Quatsch, sowas treibt nur ein paar zur Hysterie neigende arme Geister um, werden Sie vielleicht sagen. Und mit dieser abgeklärten Haltung sind Sie nicht allen. Der Blick in soziale Netzwerke offenbart zahllose mehr oder weniger kreative Posts, die sich genau über die Toilettenpapier-Manie der Menschen lustig machen. Doch eine Frage bleibt offen: Wenn alle so furchtbar vernünftig sind, wo zur Hölle ist dann das ganze Klopapier? Wer bunkert all die Rollen im Keller? Ein paar hasenfüßige Simpel allein können Millionen von Rollen nicht aufgekauft haben. Doch es outet sich – niemand. Ich zumindest kenne nach ungezählten Gesprächen über dieses leidige Thema nicht einen einzigen, der sich zu dieser offenbar doch grassierenden Urangst bekannt hat. Sie etwa? Mein Eindruck ist: Alle machen im Gespräch mit Dritten einen auf cool – und grinsen sich hintenrum eins, weil sie ihre Schäfchen, sprich Rollen, längst klammheimlich ins Trockene gebracht haben.

Als die Vorräte zu schrumpfen begannen

Mit mir hat diese Scheinheiligkeit inzwischen was gemacht. Ich habe das Vertrauen in die Menschheit verloren. Denn ich bekenne, ich war naiv und wollte – das ist die Wahrheit! – trotz Coronakrise vernünftig sein und auf irrationale Hamsterkäufe jedweder Art verzichten… Mit sechs Rollen in der angebrochenen Packung wägte ich mich eine ganze Zeit lang in Sicherheit und überließ den Ramschern lässig lächelnd und auch ein bisschen überheblich das Feld. Doch der Lauf der Zeit – Sie ahnen es – ließ meine Vorräte allmählich schrumpfen. Und irgendwann hielt auch ich es für geboten, langsam für Nachschub zu sorgen.

Die Endivie muss warten

Nachdem ein erster Versuch in einem Discounter erfolglos blieb, fuhr ich zu einem teureren Laden, in dem ich gemeinhin Fleisch und Grünzeug zu kaufen pflege. Ganz entspannt und guter Dinge hielt ich mich beim Salat auf, als zwei Frauen nebenan plötzlich begannen, die Problematik zu erörtern: „Ich war schon dort und dort – nirgends gibt’s Klopapier!“ Das ließ mich aufhorchen. Leicht alarmiert, stellte ich die Entscheidung, Endivie oder Kopfsalat, hintan, und steuerte die Hygieneabteilung an. Leer! Gähnend leer!

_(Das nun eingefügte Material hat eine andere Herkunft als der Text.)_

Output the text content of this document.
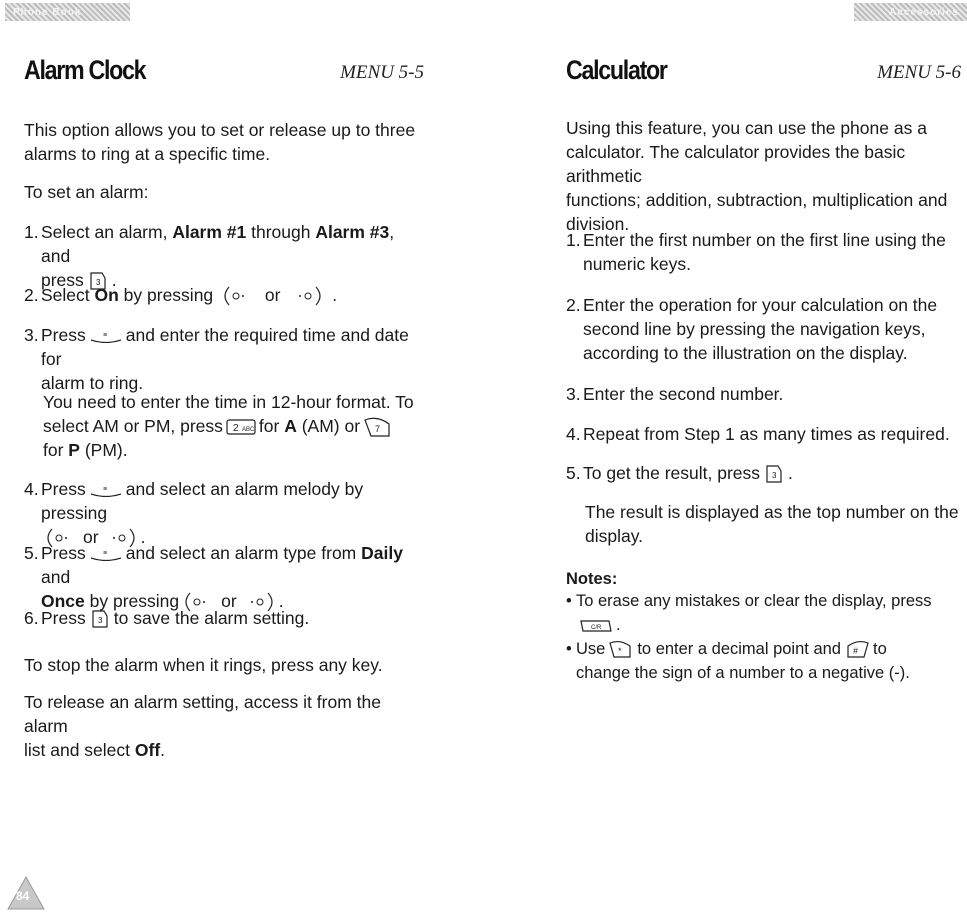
Phone Book	Accessories
Alarm Clock	MENU 5-5

This option allows you to set or release up to three
alarms to ring at a specific time.

To set an alarm:

1. Select an alarm, Alarm #1 through Alarm #3, and
press 3 .

2. Select On by pressing	or	.

3. Press ≡ and enter the required time and date for
alarm to ring.

You need to enter the time in 12-hour format. To
select AM or PM, press 2 ABC for A (AM) or 7
for P (PM).

4. Press ≡ and select an alarm melody by pressing
or .

5. Press ≡ and select an alarm type from Daily and
Once by pressing or .

6. Press 3 to save the alarm setting.

To stop the alarm when it rings, press any key.

To release an alarm setting, access it from the alarm
list and select Off.

Calculator	MENU 5-6

Using this feature, you can use the phone as a
calculator. The calculator provides the basic arithmetic
functions; addition, subtraction, multiplication and
division.

1. Enter the first number on the first line using the
numeric keys.

2. Enter the operation for your calculation on the
second line by pressing the navigation keys,
according to the illustration on the display.

3. Enter the second number.

4. Repeat from Step 1 as many times as required.

5. To get the result, press 3 .

The result is displayed as the top number on the
display.

Notes:
• To erase any mistakes or clear the display, press
C/R .
• Use * to enter a decimal point and # to
change the sign of a number to a negative (-).
84
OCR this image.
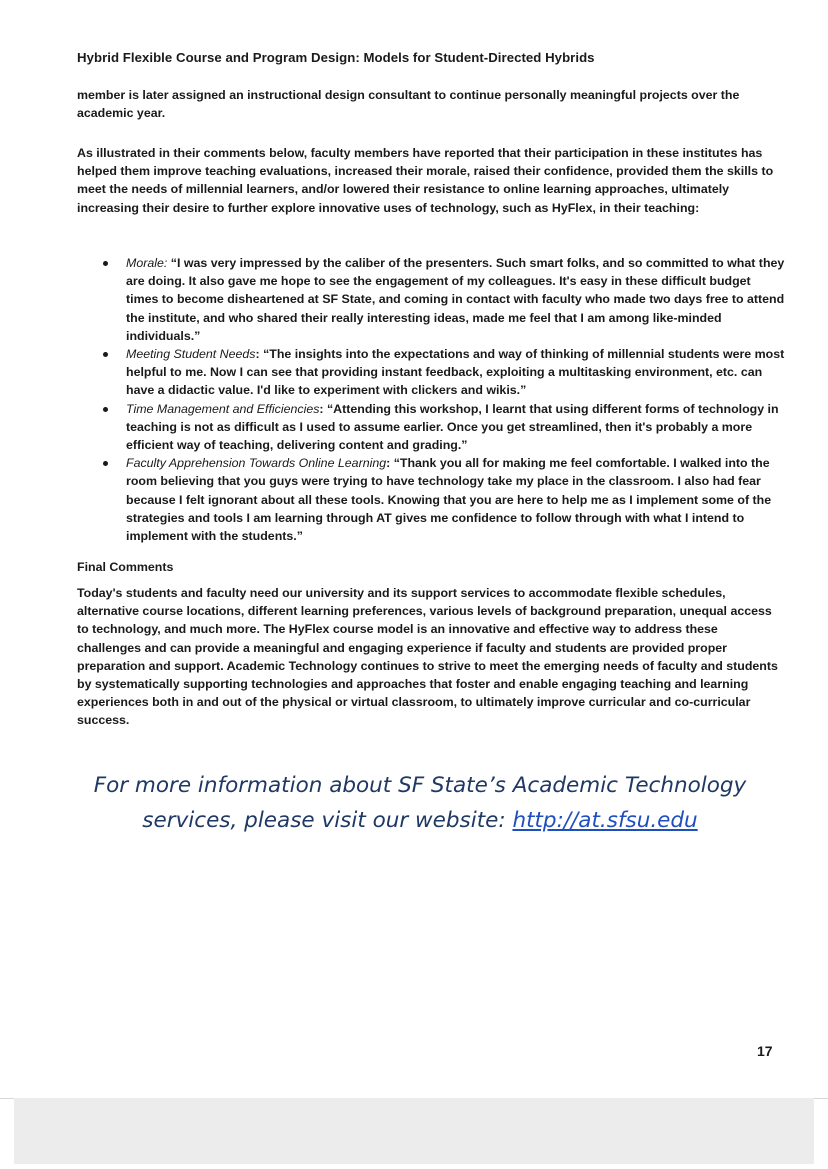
Hybrid Flexible Course and Program Design: Models for Student-Directed Hybrids
member is later assigned an instructional design consultant to continue personally meaningful projects over the academic year.
As illustrated in their comments below, faculty members have reported that their participation in these institutes has helped them improve teaching evaluations, increased their morale, raised their confidence, provided them the skills to meet the needs of millennial learners, and/or lowered their resistance to online learning approaches, ultimately increasing their desire to further explore innovative uses of technology, such as HyFlex, in their teaching:
Morale: “I was very impressed by the caliber of the presenters. Such smart folks, and so committed to what they are doing. It also gave me hope to see the engagement of my colleagues. It's easy in these difficult budget times to become disheartened at SF State, and coming in contact with faculty who made two days free to attend the institute, and who shared their really interesting ideas, made me feel that I am among like-minded individuals.”
Meeting Student Needs: “The insights into the expectations and way of thinking of millennial students were most helpful to me. Now I can see that providing instant feedback, exploiting a multitasking environment, etc. can have a didactic value. I'd like to experiment with clickers and wikis.”
Time Management and Efficiencies: “Attending this workshop, I learnt that using different forms of technology in teaching is not as difficult as I used to assume earlier. Once you get streamlined, then it's probably a more efficient way of teaching, delivering content and grading.”
Faculty Apprehension Towards Online Learning: “Thank you all for making me feel comfortable. I walked into the room believing that you guys were trying to have technology take my place in the classroom. I also had fear because I felt ignorant about all these tools. Knowing that you are here to help me as I implement some of the strategies and tools I am learning through AT gives me confidence to follow through with what I intend to implement with the students.”
Final Comments
Today's students and faculty need our university and its support services to accommodate flexible schedules, alternative course locations, different learning preferences, various levels of background preparation, unequal access to technology, and much more. The HyFlex course model is an innovative and effective way to address these challenges and can provide a meaningful and engaging experience if faculty and students are provided proper preparation and support. Academic Technology continues to strive to meet the emerging needs of faculty and students by systematically supporting technologies and approaches that foster and enable engaging teaching and learning experiences both in and out of the physical or virtual classroom, to ultimately improve curricular and co-curricular success.
For more information about SF State’s Academic Technology
services, please visit our website: http://at.sfsu.edu
17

Na ja, du hast ja noch Reserven, beruhigte ich mich, nicht ohne mich an der Kasse – freilich nur rein interessehalber und beiläufig – nach der nächsten Lieferung des offenbar so gefragten Guts zu erkundigen.

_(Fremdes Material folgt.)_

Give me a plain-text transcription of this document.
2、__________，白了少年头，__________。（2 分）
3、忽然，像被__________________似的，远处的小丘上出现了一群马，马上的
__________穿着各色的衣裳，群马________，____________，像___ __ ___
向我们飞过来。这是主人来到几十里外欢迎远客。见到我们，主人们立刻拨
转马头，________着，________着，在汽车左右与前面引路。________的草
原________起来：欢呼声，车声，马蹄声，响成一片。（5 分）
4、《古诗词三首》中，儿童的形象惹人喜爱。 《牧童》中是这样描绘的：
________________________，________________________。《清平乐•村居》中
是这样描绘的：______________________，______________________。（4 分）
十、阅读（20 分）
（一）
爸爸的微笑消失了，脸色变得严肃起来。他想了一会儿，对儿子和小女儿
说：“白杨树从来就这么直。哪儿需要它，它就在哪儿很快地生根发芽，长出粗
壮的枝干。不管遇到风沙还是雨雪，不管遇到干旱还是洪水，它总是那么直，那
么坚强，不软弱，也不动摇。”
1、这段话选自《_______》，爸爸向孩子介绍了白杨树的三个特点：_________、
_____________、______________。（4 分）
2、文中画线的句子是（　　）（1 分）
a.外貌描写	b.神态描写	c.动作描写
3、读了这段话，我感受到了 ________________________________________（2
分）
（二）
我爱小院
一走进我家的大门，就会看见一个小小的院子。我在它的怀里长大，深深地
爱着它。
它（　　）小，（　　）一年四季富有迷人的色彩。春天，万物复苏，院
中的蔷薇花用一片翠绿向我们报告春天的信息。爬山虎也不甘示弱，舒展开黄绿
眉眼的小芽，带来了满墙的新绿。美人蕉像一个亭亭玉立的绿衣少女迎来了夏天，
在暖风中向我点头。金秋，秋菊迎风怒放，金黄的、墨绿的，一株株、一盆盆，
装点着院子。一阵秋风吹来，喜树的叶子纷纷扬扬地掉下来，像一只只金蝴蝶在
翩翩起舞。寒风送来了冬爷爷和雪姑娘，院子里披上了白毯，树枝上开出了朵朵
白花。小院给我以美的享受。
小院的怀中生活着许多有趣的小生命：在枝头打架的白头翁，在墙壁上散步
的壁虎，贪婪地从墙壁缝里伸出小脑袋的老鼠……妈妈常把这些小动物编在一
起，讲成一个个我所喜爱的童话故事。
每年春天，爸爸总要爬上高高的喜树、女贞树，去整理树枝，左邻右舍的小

Doch kaum zuhause, hatte ich den wichtigen Termin auch schon wieder vergessen und tags darauf leichtfertig das Eintreffen der Klopapierrollen in dem Laden natürlich verpasst, weil ich daheim getrödelt hatte. Noch war mein Bewusstsein nicht ausreichend geschärft. Noch verließ ich mich auf meine Reserven, noch war ich nicht wirklich beunruhigt. Doch wann zuvor in meinen 50 Lenzen hatte ich je die Anzahl meiner mir verbliebenen Klopapierrollen so genau im Kopf?

Klopapier – die neue Schwarzmarktwährung?

Ja, und es wurde sukzessive schlimmer: Den Spruch der Nachbarin – „Nach dem Krieg waren’s Zigaretten, jetzt ist es Klopapier“ – quittierte ich nur noch mit gezwungenem Lachen. Innerlich war mir nicht mehr humorig zumute und ich begann ernsthaft, meine frühere Anti-Hamsterer-Vernunft zu verfluchen. Denn die Anzahl der Rollen im Keller war erneut geschrumpft.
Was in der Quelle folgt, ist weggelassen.